CCK-8 assay is based on the conversion of a tetrazolium salt, 2-(2-methoxy-4-nitrophenyl)-3-(4-nitrophenyl)-5-(2,4-disulfophenyl)-2H-tetrazolium, monosodium salt (WST-8) and a water-soluble formazan dye, upon reduction by dehydrogenases in the presence of an electron mediator [16]. WST-8 is reduced by dehydrogenases in cells to give an orange colored product (formazan). The amount of the formazan dye is directly proportional to the number of living cells.

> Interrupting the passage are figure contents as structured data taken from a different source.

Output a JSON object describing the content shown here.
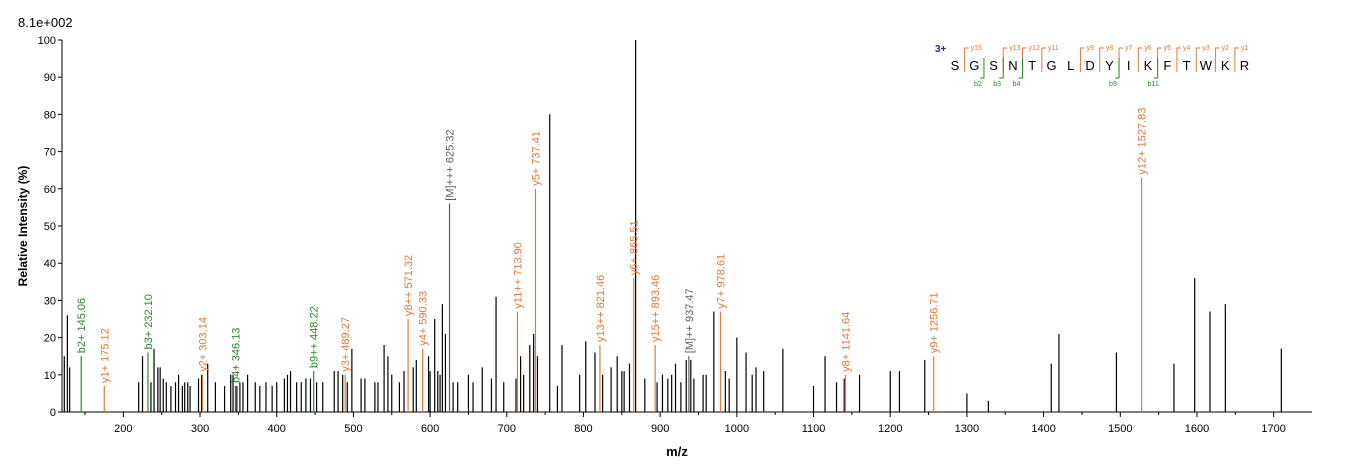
{
  "chart_data": {
    "type": "bar",
    "scale_label": "8.1e+002",
    "xlabel": "m/z",
    "ylabel": "Relative  Intensity (%)",
    "xlim": [
      120,
      1750
    ],
    "ylim": [
      0,
      100
    ],
    "x_ticks": [
      100,
      200,
      300,
      400,
      500,
      600,
      700,
      800,
      900,
      1000,
      1100,
      1200,
      1300,
      1400,
      1500,
      1600,
      1700
    ],
    "y_ticks": [
      0,
      10,
      20,
      30,
      40,
      50,
      60,
      70,
      80,
      90,
      100
    ],
    "colors": {
      "plain": "#000000",
      "y_ion": "#E07A3C",
      "b_ion": "#2A8A2A",
      "precursor": "#606060",
      "seq_blue": "#1A2AA0"
    },
    "annotated_peaks": [
      {
        "label": "b2+ 145.06",
        "x": 145.06,
        "y": 15,
        "ion": "b"
      },
      {
        "label": "y1+ 175.12",
        "x": 175.12,
        "y": 7,
        "ion": "y"
      },
      {
        "label": "b3+ 232.10",
        "x": 232.1,
        "y": 16,
        "ion": "b"
      },
      {
        "label": "y2+ 303.14",
        "x": 303.14,
        "y": 10,
        "ion": "y"
      },
      {
        "label": "b4+ 346.13",
        "x": 346.13,
        "y": 7,
        "ion": "b"
      },
      {
        "label": "b9++ 448.22",
        "x": 448.22,
        "y": 11,
        "ion": "b"
      },
      {
        "label": "y3+ 489.27",
        "x": 489.27,
        "y": 10,
        "ion": "y"
      },
      {
        "label": "y8++ 571.32",
        "x": 571.32,
        "y": 25,
        "ion": "y"
      },
      {
        "label": "y4+ 590.33",
        "x": 590.33,
        "y": 17,
        "ion": "y"
      },
      {
        "label": "[M]+++ 625.32",
        "x": 625.32,
        "y": 56,
        "ion": "m"
      },
      {
        "label": "y11++ 713.90",
        "x": 713.9,
        "y": 27,
        "ion": "y"
      },
      {
        "label": "y5+ 737.41",
        "x": 737.41,
        "y": 60,
        "ion": "y"
      },
      {
        "label": "y13++ 821.46",
        "x": 821.46,
        "y": 18,
        "ion": "y"
      },
      {
        "label": "y6+ 865.51",
        "x": 865.51,
        "y": 36,
        "ion": "y"
      },
      {
        "label": "y15++ 893.46",
        "x": 893.46,
        "y": 18,
        "ion": "y"
      },
      {
        "label": "[M]++ 937.47",
        "x": 937.47,
        "y": 15,
        "ion": "m"
      },
      {
        "label": "y7+ 978.61",
        "x": 978.61,
        "y": 27,
        "ion": "y"
      },
      {
        "label": "y8+ 1141.64",
        "x": 1141.64,
        "y": 10,
        "ion": "y"
      },
      {
        "label": "y9+ 1256.71",
        "x": 1256.71,
        "y": 15,
        "ion": "y"
      },
      {
        "label": "y12+ 1527.83",
        "x": 1527.83,
        "y": 63,
        "ion": "y"
      }
    ],
    "peaks": [
      [
        123,
        15
      ],
      [
        127,
        26
      ],
      [
        130,
        12
      ],
      [
        220,
        8
      ],
      [
        225,
        15
      ],
      [
        236,
        8
      ],
      [
        240,
        17
      ],
      [
        245,
        12
      ],
      [
        248,
        12
      ],
      [
        252,
        9
      ],
      [
        256,
        8
      ],
      [
        262,
        7
      ],
      [
        268,
        8
      ],
      [
        272,
        10
      ],
      [
        277,
        7
      ],
      [
        280,
        8
      ],
      [
        284,
        8
      ],
      [
        287,
        7
      ],
      [
        298,
        9
      ],
      [
        302,
        10
      ],
      [
        310,
        13
      ],
      [
        320,
        8
      ],
      [
        332,
        7
      ],
      [
        340,
        10
      ],
      [
        343,
        10
      ],
      [
        348,
        7
      ],
      [
        352,
        8
      ],
      [
        356,
        8
      ],
      [
        362,
        10
      ],
      [
        372,
        8
      ],
      [
        378,
        7
      ],
      [
        386,
        8
      ],
      [
        394,
        7
      ],
      [
        400,
        8
      ],
      [
        410,
        9
      ],
      [
        414,
        10
      ],
      [
        418,
        11
      ],
      [
        426,
        8
      ],
      [
        432,
        8
      ],
      [
        438,
        9
      ],
      [
        444,
        9
      ],
      [
        452,
        8
      ],
      [
        460,
        8
      ],
      [
        475,
        11
      ],
      [
        480,
        11
      ],
      [
        486,
        10
      ],
      [
        492,
        8
      ],
      [
        498,
        17
      ],
      [
        510,
        9
      ],
      [
        515,
        9
      ],
      [
        528,
        8
      ],
      [
        532,
        8
      ],
      [
        540,
        18
      ],
      [
        545,
        15
      ],
      [
        550,
        10
      ],
      [
        560,
        8
      ],
      [
        566,
        11
      ],
      [
        578,
        12
      ],
      [
        582,
        14
      ],
      [
        598,
        15
      ],
      [
        600,
        11
      ],
      [
        606,
        25
      ],
      [
        610,
        11
      ],
      [
        613,
        10
      ],
      [
        616,
        29
      ],
      [
        620,
        21
      ],
      [
        630,
        8
      ],
      [
        636,
        8
      ],
      [
        650,
        10
      ],
      [
        656,
        8
      ],
      [
        668,
        12
      ],
      [
        680,
        9
      ],
      [
        686,
        31
      ],
      [
        696,
        8
      ],
      [
        712,
        9
      ],
      [
        718,
        15
      ],
      [
        722,
        10
      ],
      [
        730,
        18
      ],
      [
        735,
        21
      ],
      [
        740,
        15
      ],
      [
        756,
        80
      ],
      [
        766,
        7
      ],
      [
        772,
        18
      ],
      [
        795,
        10
      ],
      [
        803,
        19
      ],
      [
        815,
        16
      ],
      [
        825,
        10
      ],
      [
        836,
        12
      ],
      [
        844,
        15
      ],
      [
        850,
        11
      ],
      [
        853,
        11
      ],
      [
        860,
        13
      ],
      [
        868,
        100
      ],
      [
        880,
        9
      ],
      [
        896,
        8
      ],
      [
        903,
        10
      ],
      [
        910,
        9
      ],
      [
        915,
        10
      ],
      [
        920,
        13
      ],
      [
        927,
        8
      ],
      [
        934,
        14
      ],
      [
        940,
        14
      ],
      [
        944,
        9
      ],
      [
        956,
        10
      ],
      [
        960,
        10
      ],
      [
        970,
        27
      ],
      [
        985,
        11
      ],
      [
        990,
        9
      ],
      [
        1000,
        20
      ],
      [
        1012,
        16
      ],
      [
        1020,
        10
      ],
      [
        1025,
        12
      ],
      [
        1035,
        11
      ],
      [
        1060,
        17
      ],
      [
        1100,
        7
      ],
      [
        1115,
        15
      ],
      [
        1130,
        8
      ],
      [
        1140,
        9
      ],
      [
        1160,
        10
      ],
      [
        1200,
        11
      ],
      [
        1212,
        11
      ],
      [
        1245,
        14
      ],
      [
        1300,
        5
      ],
      [
        1328,
        3
      ],
      [
        1410,
        13
      ],
      [
        1420,
        21
      ],
      [
        1495,
        16
      ],
      [
        1570,
        13
      ],
      [
        1597,
        36
      ],
      [
        1617,
        27
      ],
      [
        1637,
        29
      ],
      [
        1710,
        17
      ]
    ],
    "sequence": {
      "charge": "3+",
      "residues": [
        "S",
        "G",
        "S",
        "N",
        "T",
        "G",
        "L",
        "D",
        "Y",
        "I",
        "K",
        "F",
        "T",
        "W",
        "K",
        "R"
      ],
      "y_labels": [
        {
          "text": "y15",
          "after": 1
        },
        {
          "text": "y13",
          "after": 3
        },
        {
          "text": "y12",
          "after": 4
        },
        {
          "text": "y11",
          "after": 5
        },
        {
          "text": "y9",
          "after": 7
        },
        {
          "text": "y8",
          "after": 8
        },
        {
          "text": "y7",
          "after": 9
        },
        {
          "text": "y6",
          "after": 10
        },
        {
          "text": "y5",
          "after": 11
        },
        {
          "text": "y4",
          "after": 12
        },
        {
          "text": "y3",
          "after": 13
        },
        {
          "text": "y2",
          "after": 14
        },
        {
          "text": "y1",
          "after": 15
        }
      ],
      "b_labels": [
        {
          "text": "b2",
          "after": 2
        },
        {
          "text": "b3",
          "after": 3
        },
        {
          "text": "b4",
          "after": 4
        },
        {
          "text": "b9",
          "after": 9
        },
        {
          "text": "b11",
          "after": 11
        }
      ]
    }
  }
}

In brief, 10 μL of CCK-8 solution was added to each well of the 96-well plates. After incubation at 37 °C for 2 h, the absorbance at 450 nm was measured using a SpectraMAX M5 microplate reader. Wells with only culture medium and CCK-8 solution were used to determine the background and cells treated with DMSO were included as the negative controls [15].

4. Conclusions

In current research, we have isolated four chlorinated novel compounds, chaephilone C (1), chaetoviridide A–C (2–4), together with four known azaphilone derivatives, chaetoviridin A (5), chaetoviridine E (6), chaetomugilin D (7) and cochliodone A (8). The absolute configuration of 1–4 was elucidated by TD-DFT ECD method and plausible biogenetic pathway for 1–3 was proposed. Remarkably, compound 2 and 3 showed antibacterial activities against VR and VV respectively. Compounds 1, 3 and 4 displayed similar anti-MRSA activities in comparison to chloramphenicol. Compounds 1 and 3 demonstrated relatively stronger cytotoxic activities than the other compounds against HeLa cell and compound 2 showed the most potent cytotoxic activities towards Hep G2 cell with IC50 below 5 μM. Further studies should be conducted to elucidate the antibacterial and cytotoxic mechanism of the related compounds as well as their roles in the life cycle of the deep sea ecological system.